A Beijing recycling centre in 2008 (Photo: Guang Niu/Getty Images)

Biodegradable plastics are useless

You know that nice, opaque-looking plant-based plastic lid on your compostable eco-friendly coffee cup?

It’s not compostable. Not in any normal sense of the word.

They’re made from polylactic acid (PLA), which only breaks down above 60ºC. I know this because I once put a PLA lid in a worm farm for a year, then dug it out again. Despite the best efforts of 1000 tiger worms – and about a billion microbes – it emerged remarkably unmolested.

And look, there are companies like Innocent Packaging running full-circle composting collections for PLA, which sees it successfully broken down in hotter commercial facilities, but on the whole biodegradable plastics simply cannot be recycled. Instead, they belong in landfill, where they’ll keep your old toothbrush and your plastic bin liners company for a long, looooong time.

Recycling numbers aren’t recycling numbers

HDPE, PET, PVC, EPS… all those acronyms stamped on the bottom of your plastic containers, with a number from 1-7, all surrounded by that little triangular set of arrows that tells you it’s recyclable…

Yeah, sorry. That symbol is just the Resin Identification Code, which – especially now that China won’t take numbers 3-7 – by-and-large tells you what kind of plastic it is that you can’t recycle.

Ah, heck, let’s not be too cynical. There are actually outfits in New Zealand that will grind up type one plastic (PET) for local reuse.
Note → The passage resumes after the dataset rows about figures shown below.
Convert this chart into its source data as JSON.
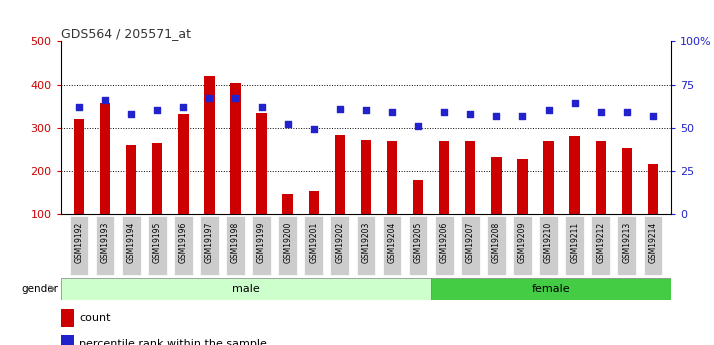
{
  "title": "GDS564 / 205571_at",
  "samples": [
    "GSM19192",
    "GSM19193",
    "GSM19194",
    "GSM19195",
    "GSM19196",
    "GSM19197",
    "GSM19198",
    "GSM19199",
    "GSM19200",
    "GSM19201",
    "GSM19202",
    "GSM19203",
    "GSM19204",
    "GSM19205",
    "GSM19206",
    "GSM19207",
    "GSM19208",
    "GSM19209",
    "GSM19210",
    "GSM19211",
    "GSM19212",
    "GSM19213",
    "GSM19214"
  ],
  "counts": [
    320,
    358,
    260,
    265,
    332,
    420,
    403,
    333,
    147,
    153,
    283,
    272,
    268,
    178,
    270,
    270,
    233,
    228,
    270,
    280,
    270,
    252,
    215
  ],
  "percentiles_pct": [
    62,
    66,
    58,
    60,
    62,
    67,
    67,
    62,
    52,
    49,
    61,
    60,
    59,
    51,
    59,
    58,
    57,
    57,
    60,
    64,
    59,
    59,
    57
  ],
  "male_count": 14,
  "female_count": 9,
  "ylim_left": [
    100,
    500
  ],
  "ylim_right": [
    0,
    100
  ],
  "yticks_left": [
    100,
    200,
    300,
    400,
    500
  ],
  "yticks_right": [
    0,
    25,
    50,
    75,
    100
  ],
  "grid_vals": [
    200,
    300,
    400
  ],
  "bar_color": "#cc0000",
  "dot_color": "#2222cc",
  "male_bg": "#ccffcc",
  "female_bg": "#44cc44",
  "tick_bg": "#cccccc",
  "plot_bg": "#ffffff",
  "left_axis_color": "#cc0000",
  "right_axis_color": "#2222cc",
  "title_color": "#333333",
  "bar_width": 0.4
}
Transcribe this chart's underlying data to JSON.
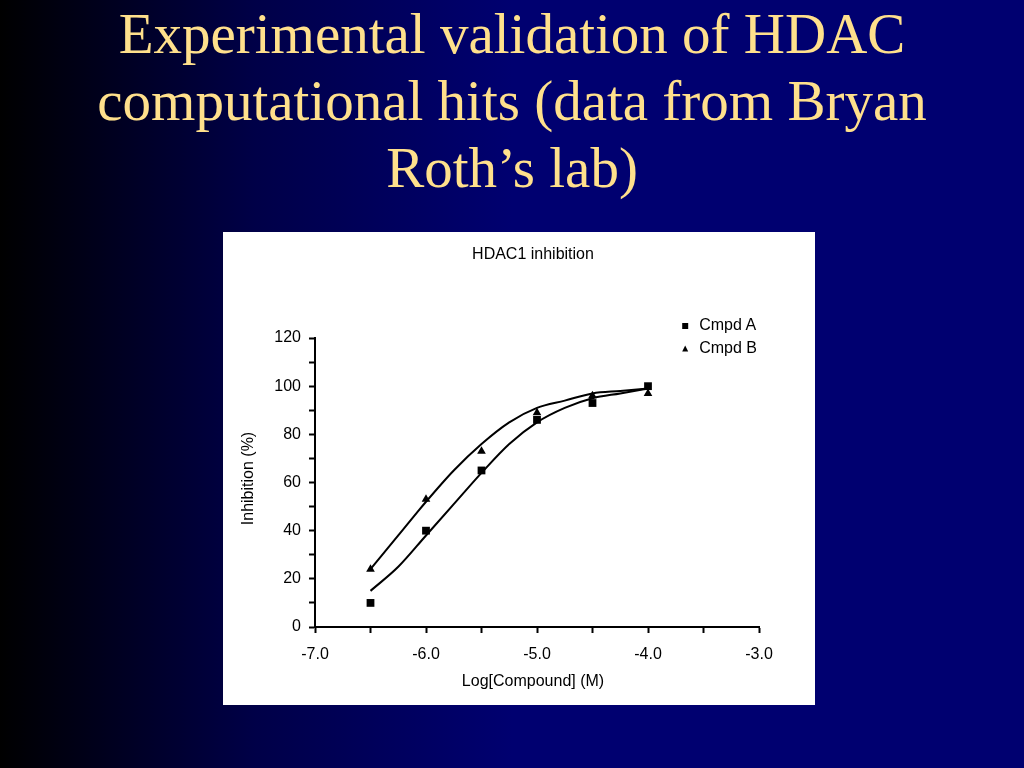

But as for the rest of it… don’t hold your breath.

So what should we do?

All right, that was depressing, so what about some positive ideas?

Well firstly, let’s take a breath and appreciate that our number-one earning industry, tourism, is almost entirely supported by the concept of New Zealand being unpolluted. As is much of the value-added part of the primary sector, for that matter.

That’s a pretty good case for investing in plastic pollution solutions, if you ask me – and if you really want to ring-fence that money, just go ahead and slap an eco-fee on every tourist who comes here. They should feel lucky to pay it. Then put the money towards a couple of decent ideas:

  1. A government-supported product stewardship system that rewards companies that meet or exceed sensible packaging rules. And yes, creates a headwind for those who don’t play ball. Because if New Zealand can beat the world to universal suffrage in the 19th century, surely we can prevent the sale of individually wrapped prunes in the 21st?
  2. A compostables pick-up for all city households, so we can reduce the volume of waste going to landfill by diverting it to commercial composting facilities (along with all those stupid compostable cups).
  3. An outright ban on single-use plastics. Because lollipop sticks made from cardboard were actually fine, and the fact that cigarette butts are made of plastic is frankly insane.

Greg Roughan is the former editor of Green Ideas magazine.